Виктор Левашов - Выбор жанра
И снова уходит.
На приеме по случаю победы Сталин поднимает тост:
— Я пью, друзья, за моих верных помощников. В трудные годы войны мы умели не только работать, но находили время и пошутить. Вот товарищ Поскребышев не даст соврать.
Бытует мнение, что Советский Союз рухнул, потому что в руководстве его были плохо образованные люди, карьеристы, ничего не понимающие в народном хозяйстве. Да нет, люди там были образованные, решительные, умеющие рисковать и брать на себя ответственность. А Советский Союз все-таки развалился. Почему? Все причины будут правильными и все неправильными. Не приживается дерево, если воткнуть его в землю силой. Не прижился нацизм в Германии, не прижился социализм в России. И демократия не очень-то приживается. А что приживется? То, что вырастает из земли само, из семени. Как демократия в Америке или парламентаризм в Англии. Знать бы, что за семя выпускает сейчас в российскую почву свои ростки!.
Поэт
Он был еврей, но какой-то неправильный еврей. Ну разве бывают евреи-шахтеры? И не какие-нибудь нормировщики или учетчики, а самые настоящие горнорабочие, которые поднимаются из забоя в черной угольной пыли до глаз, оттираются мочалками в душе, выходят на свет божий и ничего-ничего им больше не нужно для полного счастья. Разве что стакан водки.

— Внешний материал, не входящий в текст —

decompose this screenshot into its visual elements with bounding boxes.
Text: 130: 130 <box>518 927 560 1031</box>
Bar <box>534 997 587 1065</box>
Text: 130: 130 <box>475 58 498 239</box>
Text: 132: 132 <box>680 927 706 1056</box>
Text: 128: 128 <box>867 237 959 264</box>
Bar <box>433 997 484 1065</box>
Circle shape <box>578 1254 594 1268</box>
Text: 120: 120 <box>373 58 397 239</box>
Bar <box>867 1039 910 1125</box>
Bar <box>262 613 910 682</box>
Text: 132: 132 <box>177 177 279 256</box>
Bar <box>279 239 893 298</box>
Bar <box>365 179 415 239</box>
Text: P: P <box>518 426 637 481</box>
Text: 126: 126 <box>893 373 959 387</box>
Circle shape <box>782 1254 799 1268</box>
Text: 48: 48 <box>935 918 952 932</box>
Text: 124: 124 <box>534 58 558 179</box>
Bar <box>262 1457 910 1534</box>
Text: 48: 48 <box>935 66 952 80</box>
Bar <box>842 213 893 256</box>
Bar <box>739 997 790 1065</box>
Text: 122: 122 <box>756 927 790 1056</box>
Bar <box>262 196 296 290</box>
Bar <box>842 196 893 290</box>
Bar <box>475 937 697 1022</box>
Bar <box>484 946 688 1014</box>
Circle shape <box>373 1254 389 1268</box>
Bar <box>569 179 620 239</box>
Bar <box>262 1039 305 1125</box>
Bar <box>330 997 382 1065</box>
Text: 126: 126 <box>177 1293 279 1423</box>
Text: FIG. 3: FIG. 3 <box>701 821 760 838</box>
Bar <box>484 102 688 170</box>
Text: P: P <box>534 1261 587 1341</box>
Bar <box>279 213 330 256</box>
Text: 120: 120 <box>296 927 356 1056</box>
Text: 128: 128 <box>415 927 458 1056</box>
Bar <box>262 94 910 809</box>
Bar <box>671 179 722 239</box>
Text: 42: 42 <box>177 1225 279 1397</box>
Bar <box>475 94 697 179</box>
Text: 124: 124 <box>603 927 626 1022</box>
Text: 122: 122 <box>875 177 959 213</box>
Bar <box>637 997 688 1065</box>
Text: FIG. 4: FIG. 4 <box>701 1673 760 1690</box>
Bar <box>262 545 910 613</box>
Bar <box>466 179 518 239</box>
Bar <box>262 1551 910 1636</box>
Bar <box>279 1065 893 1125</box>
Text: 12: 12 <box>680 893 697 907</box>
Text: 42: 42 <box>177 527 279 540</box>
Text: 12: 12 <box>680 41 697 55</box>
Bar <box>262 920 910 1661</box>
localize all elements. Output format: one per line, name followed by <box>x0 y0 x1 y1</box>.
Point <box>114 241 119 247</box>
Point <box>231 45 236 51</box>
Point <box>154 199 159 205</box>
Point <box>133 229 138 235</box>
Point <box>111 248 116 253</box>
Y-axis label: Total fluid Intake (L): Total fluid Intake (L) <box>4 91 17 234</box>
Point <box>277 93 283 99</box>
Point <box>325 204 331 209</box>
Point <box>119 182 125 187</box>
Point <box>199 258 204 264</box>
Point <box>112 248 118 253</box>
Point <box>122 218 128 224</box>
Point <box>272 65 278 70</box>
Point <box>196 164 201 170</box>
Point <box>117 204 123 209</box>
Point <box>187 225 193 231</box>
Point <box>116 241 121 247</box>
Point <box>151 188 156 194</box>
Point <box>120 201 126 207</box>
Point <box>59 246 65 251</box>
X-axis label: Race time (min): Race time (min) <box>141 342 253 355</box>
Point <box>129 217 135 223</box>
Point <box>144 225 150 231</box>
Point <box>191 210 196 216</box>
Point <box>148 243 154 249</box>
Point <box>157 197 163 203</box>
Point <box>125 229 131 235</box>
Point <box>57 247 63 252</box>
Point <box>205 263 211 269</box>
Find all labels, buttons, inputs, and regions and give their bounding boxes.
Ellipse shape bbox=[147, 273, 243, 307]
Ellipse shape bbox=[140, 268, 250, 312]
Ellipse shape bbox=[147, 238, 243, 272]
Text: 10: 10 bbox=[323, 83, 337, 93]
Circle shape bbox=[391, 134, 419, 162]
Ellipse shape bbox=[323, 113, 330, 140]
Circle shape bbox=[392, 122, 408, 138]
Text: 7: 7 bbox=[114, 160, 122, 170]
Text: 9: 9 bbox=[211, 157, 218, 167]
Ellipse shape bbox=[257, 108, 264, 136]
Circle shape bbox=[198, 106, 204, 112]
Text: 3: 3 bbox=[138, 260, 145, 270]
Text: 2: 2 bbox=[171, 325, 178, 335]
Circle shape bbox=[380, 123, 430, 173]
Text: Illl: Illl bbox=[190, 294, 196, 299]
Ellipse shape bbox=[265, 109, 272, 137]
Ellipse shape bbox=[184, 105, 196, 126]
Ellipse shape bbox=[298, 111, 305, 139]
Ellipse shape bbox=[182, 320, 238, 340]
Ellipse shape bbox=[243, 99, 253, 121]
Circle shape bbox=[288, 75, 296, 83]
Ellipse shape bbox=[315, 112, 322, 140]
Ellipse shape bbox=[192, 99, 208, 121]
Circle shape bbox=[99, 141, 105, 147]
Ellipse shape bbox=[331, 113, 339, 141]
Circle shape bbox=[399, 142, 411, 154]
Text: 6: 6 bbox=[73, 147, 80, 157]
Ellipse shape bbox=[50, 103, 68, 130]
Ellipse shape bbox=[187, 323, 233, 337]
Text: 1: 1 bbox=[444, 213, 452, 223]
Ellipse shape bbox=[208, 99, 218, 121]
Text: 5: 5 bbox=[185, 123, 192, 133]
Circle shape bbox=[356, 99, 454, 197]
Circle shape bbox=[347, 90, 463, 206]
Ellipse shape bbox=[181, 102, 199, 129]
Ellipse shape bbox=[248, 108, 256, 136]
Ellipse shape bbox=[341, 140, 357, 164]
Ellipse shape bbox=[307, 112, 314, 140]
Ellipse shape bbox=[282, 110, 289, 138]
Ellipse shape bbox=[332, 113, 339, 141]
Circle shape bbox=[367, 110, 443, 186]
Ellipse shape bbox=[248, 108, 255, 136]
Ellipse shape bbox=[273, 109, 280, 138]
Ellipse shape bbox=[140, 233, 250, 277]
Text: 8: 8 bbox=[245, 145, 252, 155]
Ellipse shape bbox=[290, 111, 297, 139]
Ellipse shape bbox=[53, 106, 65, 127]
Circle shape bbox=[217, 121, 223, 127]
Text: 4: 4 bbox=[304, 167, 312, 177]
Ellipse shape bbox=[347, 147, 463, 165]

Таким он и был. Учился в Донецке в горном техникуме, отслужил в армии, работал на шахте. Потом завербовался в Норильск, где платили поясной коэффициент 1,8 и по 10 % полярных надбавок к зарплате за каждые полгода, в сумме не больше 60 %. Через три года зарплата северянина составляла 240 % зарплаты жителя материка, как в Норильске называли все, что южнее 69-й параллели. Ровно через три года он бросил работу. Совсем. Как отрезало. И в последующие двадцать лет, которые отпустила ему судьба, никуда не устраивался. И это еврей?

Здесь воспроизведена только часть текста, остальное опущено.